Für das Lesen von RSS-Feeds verwende ich auf allen Rechnern Liferea. Nur finde ich es umständlich, jedes Mal, wenn ich einen neuen Feed abonniere, diesen auf allen Computern hinzuzufügen. Und wenn ich tagsüber meine IT-Seiten im Betrieb lese, muss ich abends immer erneut über die Feeds schauen, was ich schon gelesen habe und was nicht.
Abhilfe schafft da die neueste, unstable Version von Liferea 1.5.5 in Kombination mit dem Google-Reader! Ich bin nach der Anleitung von virtualPixel vorgegangen und kann mich bisher nicht beklagen, alles scheint zu funktionieren! Das einzige, was ich noch was störend finde ist, dass die Ordnerhierarchie aus dem Google-Reader nicht lokal übernommen wird, sondern alle Feeds unter „Google Reader“ stehen… Aber vielleicht tut sich noch was in den kommenden Versionen von Liferea!

Für meine eMail habe ich bisher immer Thunderbird verwendet. Doch da mir dort die Kontakte, Notizen, Aufgaben und Kalender fehlen, bzw. unzureichend sind, bin ich vor kurzem zu Evolution gewechselt.

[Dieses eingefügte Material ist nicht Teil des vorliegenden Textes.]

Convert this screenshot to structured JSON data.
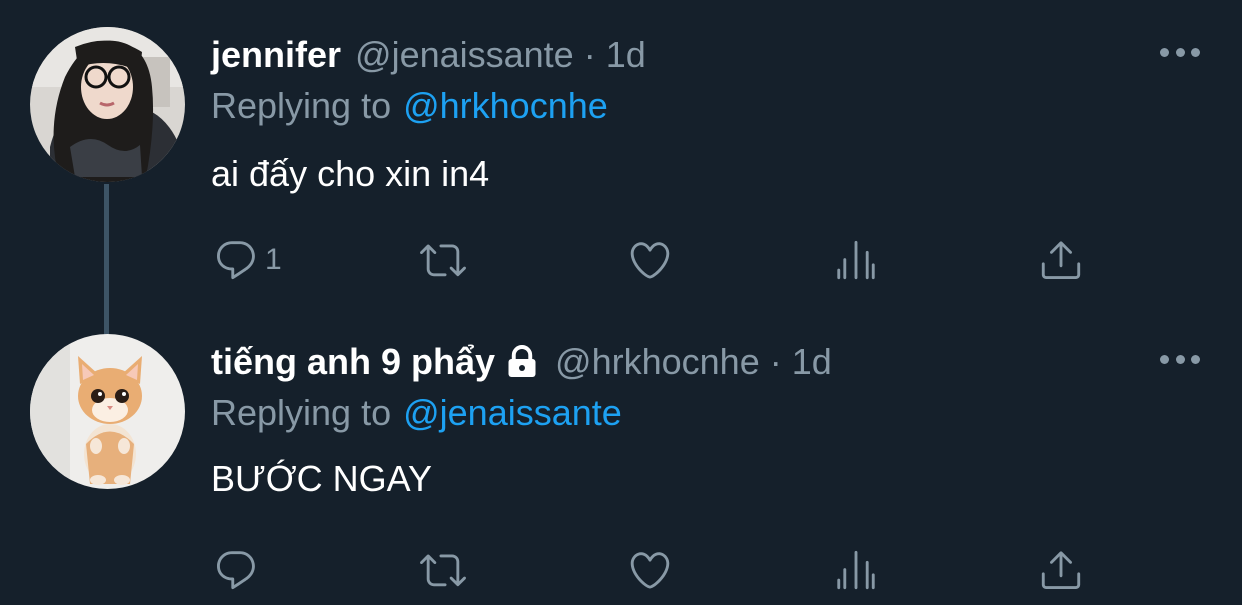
{
  "tweets": [
    {
      "name": "jennifer",
      "handle": "@jenaissante",
      "separator": "·",
      "time": "1d",
      "replying_label": "Replying to",
      "replying_to": "@hrkhocnhe",
      "text": "ai đấy cho xin in4",
      "reply_count": "1",
      "protected": false,
      "avatar": "girl-with-glasses-avatar"
    },
    {
      "name": "tiếng anh 9 phẩy",
      "handle": "@hrkhocnhe",
      "separator": "·",
      "time": "1d",
      "replying_label": "Replying to",
      "replying_to": "@jenaissante",
      "text": "BƯỚC NGAY",
      "reply_count": "",
      "protected": true,
      "avatar": "kitten-avatar"
    }
  ],
  "icons": [
    "reply-icon",
    "retweet-icon",
    "like-icon",
    "analytics-icon",
    "share-icon",
    "more-icon",
    "lock-icon"
  ],
  "colors": {
    "background": "#15202b",
    "primary_text": "#ffffff",
    "secondary_text": "#8899a6",
    "accent": "#1da1f2"
  }
}
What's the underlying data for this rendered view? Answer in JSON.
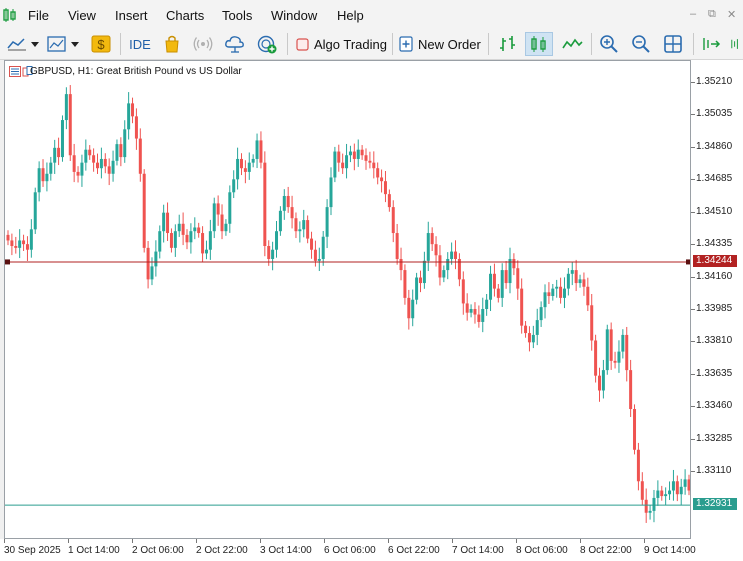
{
  "menu": {
    "items": [
      "File",
      "View",
      "Insert",
      "Charts",
      "Tools",
      "Window",
      "Help"
    ]
  },
  "window_controls": {
    "minimize": "–",
    "restore": "⧉",
    "close": "✕"
  },
  "toolbar": {
    "ide_label": "IDE",
    "algo_trading_label": "Algo Trading",
    "new_order_label": "New Order"
  },
  "chart": {
    "title": "GBPUSD, H1:  Great British Pound vs US Dollar",
    "bid_line_price": "1.34244",
    "current_price": "1.32931",
    "bid_line_color": "#b22222",
    "current_line_color": "#2a9d8f",
    "bull_color": "#26a69a",
    "bear_color": "#ef5350"
  },
  "price_axis": [
    "1.35210",
    "1.35035",
    "1.34860",
    "1.34685",
    "1.34510",
    "1.34335",
    "1.34160",
    "1.33985",
    "1.33810",
    "1.33635",
    "1.33460",
    "1.33285",
    "1.33110"
  ],
  "time_axis": [
    "30 Sep 2025",
    "1 Oct 14:00",
    "2 Oct 06:00",
    "2 Oct 22:00",
    "3 Oct 14:00",
    "6 Oct 06:00",
    "6 Oct 22:00",
    "7 Oct 14:00",
    "8 Oct 06:00",
    "8 Oct 22:00",
    "9 Oct 14:00"
  ],
  "chart_data": {
    "type": "candlestick",
    "symbol": "GBPUSD",
    "timeframe": "H1",
    "ylim": [
      1.3285,
      1.3542
    ],
    "closes": [
      1.3436,
      1.3433,
      1.3432,
      1.3436,
      1.3434,
      1.3431,
      1.3442,
      1.3462,
      1.3475,
      1.3468,
      1.3472,
      1.3478,
      1.3486,
      1.3481,
      1.3501,
      1.3515,
      1.3482,
      1.3473,
      1.3471,
      1.3478,
      1.3485,
      1.3482,
      1.3478,
      1.3475,
      1.348,
      1.3476,
      1.3472,
      1.3479,
      1.3488,
      1.3481,
      1.3496,
      1.351,
      1.3503,
      1.3491,
      1.3472,
      1.3432,
      1.3415,
      1.3422,
      1.343,
      1.3441,
      1.3451,
      1.344,
      1.3432,
      1.3441,
      1.3445,
      1.3439,
      1.3435,
      1.3441,
      1.3443,
      1.344,
      1.3429,
      1.3431,
      1.3441,
      1.3456,
      1.345,
      1.3441,
      1.3445,
      1.3462,
      1.3469,
      1.348,
      1.3475,
      1.3473,
      1.3478,
      1.348,
      1.349,
      1.3478,
      1.3433,
      1.3426,
      1.3431,
      1.3441,
      1.3452,
      1.346,
      1.3454,
      1.3448,
      1.3441,
      1.3442,
      1.3447,
      1.3437,
      1.3431,
      1.3425,
      1.3426,
      1.3438,
      1.3454,
      1.347,
      1.3484,
      1.3478,
      1.3475,
      1.3482,
      1.3484,
      1.348,
      1.3485,
      1.3482,
      1.3479,
      1.3478,
      1.3475,
      1.347,
      1.3468,
      1.3461,
      1.3454,
      1.344,
      1.3426,
      1.342,
      1.3405,
      1.3394,
      1.3404,
      1.3416,
      1.3413,
      1.3425,
      1.344,
      1.3434,
      1.3428,
      1.3416,
      1.342,
      1.3426,
      1.343,
      1.3426,
      1.3415,
      1.3402,
      1.3397,
      1.3399,
      1.3396,
      1.3392,
      1.3399,
      1.3404,
      1.3418,
      1.341,
      1.3405,
      1.342,
      1.3413,
      1.3426,
      1.3421,
      1.341,
      1.339,
      1.3386,
      1.3381,
      1.3385,
      1.3393,
      1.34,
      1.3408,
      1.3406,
      1.341,
      1.3411,
      1.3405,
      1.341,
      1.3418,
      1.342,
      1.3413,
      1.3415,
      1.3411,
      1.3401,
      1.3382,
      1.3363,
      1.3355,
      1.3366,
      1.3388,
      1.3371,
      1.337,
      1.3376,
      1.3385,
      1.3366,
      1.3345,
      1.3323,
      1.3306,
      1.3296,
      1.3289,
      1.329,
      1.3297,
      1.3301,
      1.3298,
      1.3299,
      1.3301,
      1.3306,
      1.3299,
      1.3303,
      1.3307,
      1.3301
    ],
    "bid_price": 1.34244,
    "current_price": 1.32931
  }
}
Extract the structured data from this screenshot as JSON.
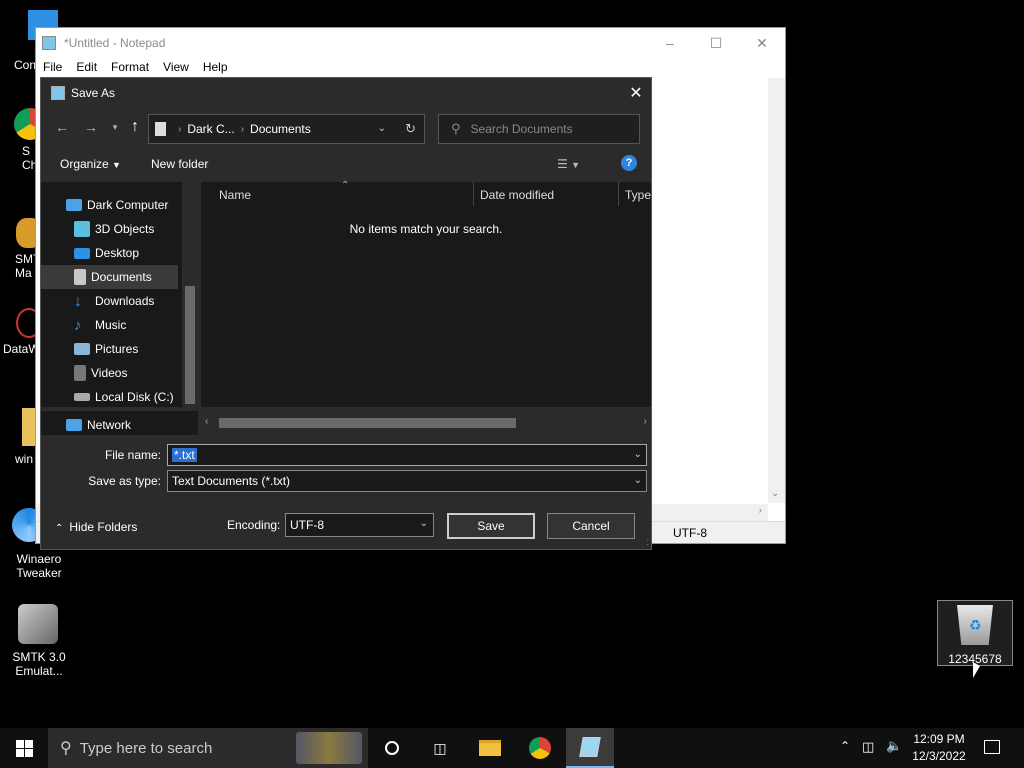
{
  "desktop": {
    "icons": [
      {
        "label": "D Con"
      },
      {
        "label": "S\nChi"
      },
      {
        "label": "SMT\nMa"
      },
      {
        "label": "DataW"
      },
      {
        "label": "win"
      },
      {
        "label": "Winaero\nTweaker"
      },
      {
        "label": "SMTK 3.0\nEmulat..."
      }
    ],
    "recycle_bin_label": "12345678"
  },
  "notepad": {
    "title": "*Untitled - Notepad",
    "menu": [
      "File",
      "Edit",
      "Format",
      "View",
      "Help"
    ],
    "status_encoding": "UTF-8"
  },
  "dialog": {
    "title": "Save As",
    "address": {
      "crumb1": "Dark C...",
      "crumb2": "Documents"
    },
    "search_placeholder": "Search Documents",
    "organize_label": "Organize",
    "new_folder_label": "New folder",
    "nav_items": [
      {
        "label": "Dark Computer",
        "icon": "computer-icon",
        "color": "#4aa3e8"
      },
      {
        "label": "3D Objects",
        "icon": "cube-icon",
        "color": "#5bc0de"
      },
      {
        "label": "Desktop",
        "icon": "desktop-icon",
        "color": "#2f8fe0"
      },
      {
        "label": "Documents",
        "icon": "document-icon",
        "color": "#c8c8c8"
      },
      {
        "label": "Downloads",
        "icon": "download-icon",
        "color": "#3a8ee6"
      },
      {
        "label": "Music",
        "icon": "music-icon",
        "color": "#3a8ee6"
      },
      {
        "label": "Pictures",
        "icon": "picture-icon",
        "color": "#8ab4d8"
      },
      {
        "label": "Videos",
        "icon": "video-icon",
        "color": "#777"
      },
      {
        "label": "Local Disk (C:)",
        "icon": "disk-icon",
        "color": "#aaa"
      },
      {
        "label": "Network",
        "icon": "network-icon",
        "color": "#4aa3e8"
      }
    ],
    "columns": [
      "Name",
      "Date modified",
      "Type"
    ],
    "empty_message": "No items match your search.",
    "file_name_label": "File name:",
    "file_name_value": "*.txt",
    "save_type_label": "Save as type:",
    "save_type_value": "Text Documents (*.txt)",
    "hide_folders_label": "Hide Folders",
    "encoding_label": "Encoding:",
    "encoding_value": "UTF-8",
    "save_label": "Save",
    "cancel_label": "Cancel"
  },
  "taskbar": {
    "search_placeholder": "Type here to search",
    "time": "12:09 PM",
    "date": "12/3/2022"
  }
}
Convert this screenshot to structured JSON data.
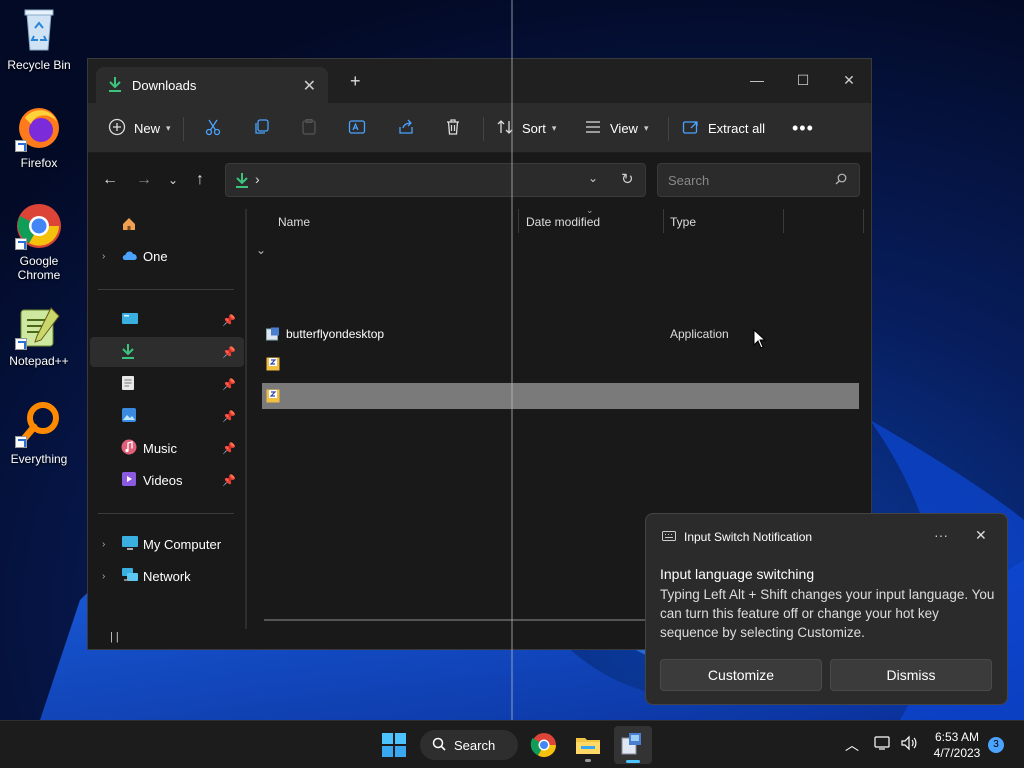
{
  "desktop": {
    "icons": [
      {
        "label": "Recycle Bin"
      },
      {
        "label": "Firefox"
      },
      {
        "label": "Google Chrome"
      },
      {
        "label": "Notepad++"
      },
      {
        "label": "Everything"
      }
    ]
  },
  "explorer": {
    "tab_title": "Downloads",
    "toolbar": {
      "new_label": "New",
      "sort_label": "Sort",
      "view_label": "View",
      "extract_label": "Extract all"
    },
    "address": {
      "separator": "›"
    },
    "search": {
      "placeholder": "Search"
    },
    "nav": {
      "onedrive": "One",
      "music": "Music",
      "videos": "Videos",
      "my_computer": "My Computer",
      "network": "Network"
    },
    "columns": {
      "name": "Name",
      "date_modified": "Date modified",
      "type": "Type"
    },
    "files": [
      {
        "name": "butterflyondesktop",
        "type": "Application"
      },
      {
        "name": "",
        "type": ""
      },
      {
        "name": "",
        "type": ""
      }
    ],
    "status": "|   |"
  },
  "toast": {
    "header": "Input Switch Notification",
    "more": "···",
    "title": "Input language switching",
    "body": "Typing Left Alt + Shift changes your input language. You can turn this feature off or change your hot key sequence by selecting Customize.",
    "customize_label": "Customize",
    "dismiss_label": "Dismiss"
  },
  "taskbar": {
    "search_label": "Search",
    "time": "6:53 AM",
    "date": "4/7/2023",
    "notification_count": "3"
  },
  "colors": {
    "accent": "#0078d4",
    "selection": "#7a7a7a",
    "download_green": "#3cc47c"
  }
}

Bisher bin ich sehr zufrieden, nur eine Sache stört mich dann schon, wenn ich Abends nach Hause komme und dort meine eMail nochmal abrufe: Unter Thunderbird hat man eine „Pseudosynchronisation“ über POP3. Will heißen, wenn man eine eMail lokal löscht, „synchronisiert“ Thunderbird (optional) beim nächsten Abrufen von eMails mit dem Server das Postfach und löscht die entsprechende Mail auch dort. So eine schöne Option bietet Evolution leider nicht. Doch per dummen Zufall bin ich dann darüber gestolpert, dass meine beiden Freemail-Provider auch IMAP unterstützen! Auch Web.de in der Freemail-Variante, obwohl immer wieder behauptet wird (auch von Web.de selber), dass das nur im Club Web.de klappen würde! Welche Freemail-Anbieter auch IMAP unterstützen, findet man im Wikipedia-Artikel „Freemail„.

Und wo wir bei interessanten Informationen über Freemail-Anbieter sind: Fast alle haben es, aber keiner kennt es – Jabber! An dieser Stelle mag ich auf den ebenso betitelten Artikel von Stephan Nix verweisen! An dieser Stelle nur so viel: Als Web.de-, GMX- und Gmail-Nutzer hat man automatisch auch einen Jabber-Account!